Marlon R. Madrid-Cárdenas
Politólogo. Docente ocasional Universidad Nacional de
Colombia, Universidad del Rosario.
El corazón bombea. La lengua humedecida por la saliva
encharcada que se desliza lúbricamente anticipa. Luego
baja fuerte empujando la garganta. El abdomen se
contrae y la fuerza se amarra de las manos mientras
las venas muestran sin vergüenza el vigor de la
sangre. Un rostro sonríe. Otro esconde su inocencia.
Los misterios de la noche y el silencio los acompañan.
Silencio. Temo. Manos gruesas aprisionan una frágil
cintura. Que no suceda, que acaso sea un sueño
desagradable en el que pueda correr hacia la pueril
libertad. Bocanadas de aire inundan los muslos. Sus
ojos no se miran, los separa la delicada cortina de la
perfección espiritual. La membrana se rompe. El evento
se repite una noche, otra noche. Uno más, otro más. No
hay testigos; nada pasó.
Pero el corazón ahora ha robustecido su bombeo y la
sangre endurecida se transforma en movimiento antes de
explotar. Las carnes de un púber son suaves, ingenuas.

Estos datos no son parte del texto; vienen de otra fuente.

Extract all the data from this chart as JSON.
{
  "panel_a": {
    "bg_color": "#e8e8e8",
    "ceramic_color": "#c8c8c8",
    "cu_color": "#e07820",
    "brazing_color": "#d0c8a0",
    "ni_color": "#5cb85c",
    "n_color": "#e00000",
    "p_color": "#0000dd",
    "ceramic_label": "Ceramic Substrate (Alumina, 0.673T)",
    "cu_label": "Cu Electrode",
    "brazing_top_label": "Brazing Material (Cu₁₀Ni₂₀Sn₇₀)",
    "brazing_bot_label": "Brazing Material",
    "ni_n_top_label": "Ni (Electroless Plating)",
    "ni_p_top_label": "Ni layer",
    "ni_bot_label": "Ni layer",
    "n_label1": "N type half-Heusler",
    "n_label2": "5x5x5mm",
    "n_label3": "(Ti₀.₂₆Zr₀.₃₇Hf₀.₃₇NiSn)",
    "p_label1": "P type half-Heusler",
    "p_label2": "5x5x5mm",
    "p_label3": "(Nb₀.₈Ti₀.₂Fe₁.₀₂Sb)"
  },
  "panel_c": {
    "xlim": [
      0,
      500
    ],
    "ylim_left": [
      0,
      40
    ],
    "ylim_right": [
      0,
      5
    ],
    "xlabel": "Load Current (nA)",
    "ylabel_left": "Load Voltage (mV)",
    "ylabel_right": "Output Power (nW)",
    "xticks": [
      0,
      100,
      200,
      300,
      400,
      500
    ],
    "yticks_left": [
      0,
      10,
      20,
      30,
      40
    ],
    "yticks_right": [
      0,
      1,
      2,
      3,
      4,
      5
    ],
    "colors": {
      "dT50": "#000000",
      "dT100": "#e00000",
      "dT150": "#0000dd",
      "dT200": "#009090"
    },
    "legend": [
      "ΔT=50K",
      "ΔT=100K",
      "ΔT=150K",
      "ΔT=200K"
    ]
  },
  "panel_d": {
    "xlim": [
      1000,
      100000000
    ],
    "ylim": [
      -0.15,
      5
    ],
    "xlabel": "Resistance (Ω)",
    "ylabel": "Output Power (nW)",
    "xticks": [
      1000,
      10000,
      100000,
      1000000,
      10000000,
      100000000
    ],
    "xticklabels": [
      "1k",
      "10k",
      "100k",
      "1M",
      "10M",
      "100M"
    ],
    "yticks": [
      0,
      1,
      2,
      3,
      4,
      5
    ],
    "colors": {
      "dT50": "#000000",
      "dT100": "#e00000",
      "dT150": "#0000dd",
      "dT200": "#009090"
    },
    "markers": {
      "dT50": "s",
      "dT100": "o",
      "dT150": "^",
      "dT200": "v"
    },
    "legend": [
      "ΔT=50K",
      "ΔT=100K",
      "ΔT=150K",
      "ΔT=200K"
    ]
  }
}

La fuerza y el abuso de un sacerdote pueden ser
grandes. “En esa noche usted me arranco mi virginidad
masculina [...] Usted empezó el abuso aberrante y
sacrilegio que duró 13 años”, narra ahora adulto Juán
José Vaca, una de las personas que acusa de abuso
sexual al padre Marcial Maciel.
Han pasaso varias décadas de denuncias infructuosas
(alrededor de una treintena de expedientes) y sólo
hasta la semana pasada el Vaticano actúa. Impuso el
máximo castigo canónico al clérigo Marcial Maciel,
fundador de la orden Legionarios de Cristo, México, lo
que en la práctica significa que quedó lanzado al
“ostracismo”. El papa Benedicto XVI le ordenó el
retiro para que lleve “una vida reservada de oración y
penitancia”. Ahora será un simple laico.
“Es una pena absurda y mediocre comparada con todo el
daño que hizo a nuestras vidas”, se duele Alejandro
Espinosa, otro de los denunciantes de Maciel. En su
momento, cuando la dignidad se sobrepuso a la
vergüenza y al pánico, cuando decidieron contarle al
mundo lo que se supone vivieron durante su
adolescencia, fueron considerados calumniadores.
“Enfermos mentales”.
Esto es parte de lo que la iglesia cada vez más
cosecha en la forma de irrespeto, incredulidad,
reproches y burla de parte de la sociedad. Pero ni aún
con estos cántaros rebosantes su actitud es humilde.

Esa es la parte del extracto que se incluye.